Tables 3 and 4 present various intrinsic parameters such as L1 Cache-hit ratio (for scoring DP matrix), Read-Only Cache-hit ratio (for model parameters) and register usage per thread and the overall performance (GCUPS) for HMM sizes ranging between 200 and 2405 and two different run-cases: static and NVRTC based compilation. The models were scored against the Swissprot database. The three intrinsic parameters, L1, Read-only cache hit ratio and register usage per thread, indicate the device memory utilization that impacts kernel performance directly. The maximum allowable number of registers per SMX (64 KB) was utilized by mounting 32 resident warps (1024 threads) where each thread was allocated 64 private registers. As shown in Table 3, for the MSV/SSV segment, NVRTC compiled kernels yield upto 2x and 3.2x faster in terms of GCUPS compared to statically compiled kernels respectively, due to the loop optimizations that utilize available registers as more as possible. The register usage per thread is always under 64 thus avoiding any register spill and the use of local memory.

Table 3 Performance comparison of static and runtime compilation for MSV/SSV kernel
Table 4 Performance comparison of static and runtime compilation for P7Viterbi kernel

On the other hand, the complexity of P7Viterbi kernel requires higher number of registers per thread. Hence any loop optimizations performed by NVRTC causes severe register spill and limits the overall performance. The L1 cache-hit ratio degrades to 43.4 % even for short model length of 200 due to the use of local memory. Hence, for the P7Viterbi kernel the loop optimizations were not performed by keeping the inner-most loop count a runtime variable, thus achieving equivalent performance of statically compiled P7Viterbi kernel.

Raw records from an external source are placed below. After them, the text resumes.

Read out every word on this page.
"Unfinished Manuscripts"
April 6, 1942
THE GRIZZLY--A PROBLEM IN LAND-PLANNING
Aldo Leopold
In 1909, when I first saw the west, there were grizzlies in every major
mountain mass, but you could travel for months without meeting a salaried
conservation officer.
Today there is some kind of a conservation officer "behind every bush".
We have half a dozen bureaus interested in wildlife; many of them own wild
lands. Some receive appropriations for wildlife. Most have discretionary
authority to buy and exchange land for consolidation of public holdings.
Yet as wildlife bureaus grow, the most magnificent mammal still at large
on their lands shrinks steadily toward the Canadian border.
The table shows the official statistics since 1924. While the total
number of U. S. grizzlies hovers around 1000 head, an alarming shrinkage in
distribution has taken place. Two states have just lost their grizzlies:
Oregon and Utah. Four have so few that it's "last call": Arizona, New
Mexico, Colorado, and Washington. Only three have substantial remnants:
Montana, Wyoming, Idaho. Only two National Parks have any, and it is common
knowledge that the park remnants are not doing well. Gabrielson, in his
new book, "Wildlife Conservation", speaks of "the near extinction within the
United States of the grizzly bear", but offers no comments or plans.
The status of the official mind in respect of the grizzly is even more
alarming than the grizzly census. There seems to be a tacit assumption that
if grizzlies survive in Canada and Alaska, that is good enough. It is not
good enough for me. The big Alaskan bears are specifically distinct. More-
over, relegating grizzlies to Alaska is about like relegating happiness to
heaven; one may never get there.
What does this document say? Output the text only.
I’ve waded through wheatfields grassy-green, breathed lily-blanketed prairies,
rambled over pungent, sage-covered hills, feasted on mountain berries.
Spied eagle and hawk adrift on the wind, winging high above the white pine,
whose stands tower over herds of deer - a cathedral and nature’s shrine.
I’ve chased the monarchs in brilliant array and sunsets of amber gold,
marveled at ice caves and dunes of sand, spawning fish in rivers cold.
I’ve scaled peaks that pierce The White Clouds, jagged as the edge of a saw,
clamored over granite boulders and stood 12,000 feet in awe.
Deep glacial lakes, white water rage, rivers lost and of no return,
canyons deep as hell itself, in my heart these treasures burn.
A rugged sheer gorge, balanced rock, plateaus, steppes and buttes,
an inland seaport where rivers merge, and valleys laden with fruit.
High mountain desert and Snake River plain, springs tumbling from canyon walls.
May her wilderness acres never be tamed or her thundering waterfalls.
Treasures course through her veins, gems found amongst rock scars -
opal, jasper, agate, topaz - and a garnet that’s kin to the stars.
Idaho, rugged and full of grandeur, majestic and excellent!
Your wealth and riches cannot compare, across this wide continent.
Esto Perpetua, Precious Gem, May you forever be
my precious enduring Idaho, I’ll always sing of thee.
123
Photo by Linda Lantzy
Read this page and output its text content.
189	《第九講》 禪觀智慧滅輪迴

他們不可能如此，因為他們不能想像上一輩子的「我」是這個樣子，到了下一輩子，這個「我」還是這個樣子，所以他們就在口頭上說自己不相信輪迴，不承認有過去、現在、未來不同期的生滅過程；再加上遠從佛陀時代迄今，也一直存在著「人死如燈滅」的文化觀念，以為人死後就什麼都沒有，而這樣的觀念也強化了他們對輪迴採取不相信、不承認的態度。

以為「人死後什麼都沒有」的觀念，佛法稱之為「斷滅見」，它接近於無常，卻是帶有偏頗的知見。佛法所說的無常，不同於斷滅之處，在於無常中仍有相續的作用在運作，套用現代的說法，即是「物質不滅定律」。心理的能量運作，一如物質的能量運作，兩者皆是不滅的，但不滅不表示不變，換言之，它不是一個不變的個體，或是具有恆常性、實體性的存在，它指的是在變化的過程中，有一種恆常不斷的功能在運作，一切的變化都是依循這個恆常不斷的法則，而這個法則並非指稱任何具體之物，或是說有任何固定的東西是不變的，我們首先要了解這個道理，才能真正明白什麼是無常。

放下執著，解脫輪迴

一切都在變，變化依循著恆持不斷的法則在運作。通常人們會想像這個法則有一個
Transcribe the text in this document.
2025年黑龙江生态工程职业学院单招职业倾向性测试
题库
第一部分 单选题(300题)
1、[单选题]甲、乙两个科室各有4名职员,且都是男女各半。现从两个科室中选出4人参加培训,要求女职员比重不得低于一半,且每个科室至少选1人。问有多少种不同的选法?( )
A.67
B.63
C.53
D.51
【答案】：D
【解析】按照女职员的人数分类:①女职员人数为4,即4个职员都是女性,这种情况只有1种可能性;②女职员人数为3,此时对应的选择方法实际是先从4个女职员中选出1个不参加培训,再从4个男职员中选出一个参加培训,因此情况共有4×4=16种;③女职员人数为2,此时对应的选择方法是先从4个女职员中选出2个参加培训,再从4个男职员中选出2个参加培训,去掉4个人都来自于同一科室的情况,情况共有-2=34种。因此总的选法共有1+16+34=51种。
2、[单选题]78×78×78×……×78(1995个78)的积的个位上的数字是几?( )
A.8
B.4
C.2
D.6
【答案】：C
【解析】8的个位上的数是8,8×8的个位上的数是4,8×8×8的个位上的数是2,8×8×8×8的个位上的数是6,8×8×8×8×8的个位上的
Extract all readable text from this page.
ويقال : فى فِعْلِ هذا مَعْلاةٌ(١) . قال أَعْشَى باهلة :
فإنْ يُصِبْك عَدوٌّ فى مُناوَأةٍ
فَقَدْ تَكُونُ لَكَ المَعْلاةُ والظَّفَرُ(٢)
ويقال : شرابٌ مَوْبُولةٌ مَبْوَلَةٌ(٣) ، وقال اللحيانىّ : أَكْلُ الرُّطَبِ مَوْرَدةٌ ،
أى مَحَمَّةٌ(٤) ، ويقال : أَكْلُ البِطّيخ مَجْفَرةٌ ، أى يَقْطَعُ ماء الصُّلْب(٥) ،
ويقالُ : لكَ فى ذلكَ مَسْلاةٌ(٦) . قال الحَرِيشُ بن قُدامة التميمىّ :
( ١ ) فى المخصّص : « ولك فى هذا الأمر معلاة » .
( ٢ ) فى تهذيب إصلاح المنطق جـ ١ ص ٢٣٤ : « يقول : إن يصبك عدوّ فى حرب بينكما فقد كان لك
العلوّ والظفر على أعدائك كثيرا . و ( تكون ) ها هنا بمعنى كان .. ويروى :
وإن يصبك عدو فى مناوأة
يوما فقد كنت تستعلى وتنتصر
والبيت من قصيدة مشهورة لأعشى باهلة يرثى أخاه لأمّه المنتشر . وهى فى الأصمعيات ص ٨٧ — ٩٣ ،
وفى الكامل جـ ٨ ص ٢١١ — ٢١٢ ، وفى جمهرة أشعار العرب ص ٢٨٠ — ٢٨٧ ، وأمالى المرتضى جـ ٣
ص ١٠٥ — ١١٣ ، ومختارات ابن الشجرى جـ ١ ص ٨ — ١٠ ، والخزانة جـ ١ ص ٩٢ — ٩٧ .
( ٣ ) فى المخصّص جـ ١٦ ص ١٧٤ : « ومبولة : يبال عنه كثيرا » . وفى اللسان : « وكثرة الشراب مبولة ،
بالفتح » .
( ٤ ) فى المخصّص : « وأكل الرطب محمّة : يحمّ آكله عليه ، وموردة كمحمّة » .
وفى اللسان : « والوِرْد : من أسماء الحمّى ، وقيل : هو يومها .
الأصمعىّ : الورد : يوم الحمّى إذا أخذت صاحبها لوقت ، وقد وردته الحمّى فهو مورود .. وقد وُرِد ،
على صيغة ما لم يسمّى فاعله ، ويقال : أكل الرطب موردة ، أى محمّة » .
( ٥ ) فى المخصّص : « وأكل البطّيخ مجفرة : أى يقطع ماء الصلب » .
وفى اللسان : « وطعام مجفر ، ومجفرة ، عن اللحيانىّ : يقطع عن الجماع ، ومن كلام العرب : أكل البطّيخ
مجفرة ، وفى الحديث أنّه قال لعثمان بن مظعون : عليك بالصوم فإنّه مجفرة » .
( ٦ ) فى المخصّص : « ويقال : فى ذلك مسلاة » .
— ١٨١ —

Intrinsic performance: local memory vs. shared memory

The performance was evaluated for implementations of Shared memory vs. Local memory based storage of DP scoring matrix row. As mentioned in earlier sections, shared memory allocation limits number of active warps and the device occupancy as evidenced by Figs. 9, 10 and 11 for MSV, SSV and P7Viterbi respectively. The occupancy of MSV kernel declines from 100 % for a HMM size of 600 to 29.7 % eventually, which obviously degrades the performance. However, the local memory implementation exhibits a steady increase in performance while maintaining a constant device occupancy at 50 % irrespective of the size of the query model. Based on the benchmark (Swissprot database vs. 24 query models), only three smallest models of size 100, 200 and 300 showed slight advantage of shared memory over local memory, which are 40.86(vs. 39.28), 81.72(vs. 78.56) and 107.35(vs. 103.7) GCUPS respectively. SSV kernel has similar behaviours on performance between shared and local memory oriented implementations in which case larger models gain more speedup through using local memory (i.e, 1.87x faster than shared memory on model of 2405).

Fig. 9
figure 9

Performance comparison between MSV kernels of local memory and shared memory

Fig. 10
figure 10

Performance comparison between SSV kernels of local memory and shared memory. The slight drop of occupancy curve for local memory is caused by NVRTC compilation

Fig. 11
figure 11

Performance comparison between P7Viterbi kernels of local memory and shared memory

More pronounced performance gaps between two implementations were observed in P7Viterbi kernel. Since the usage of shared memory for P7Viterbi (due to M/I/D states) is about 3x that of MSV kernel, occupancy in this case degrades much more rapidly as does the performance. On the other hand, the local memory implementation yields upto 14.3 GCUPS for a model size of 300 and roughly maintains the performance at 10 GCUPS with increasing query model sizes. However, for small models with the length of 200 and below, shared memory kernel achieves slightly better performance.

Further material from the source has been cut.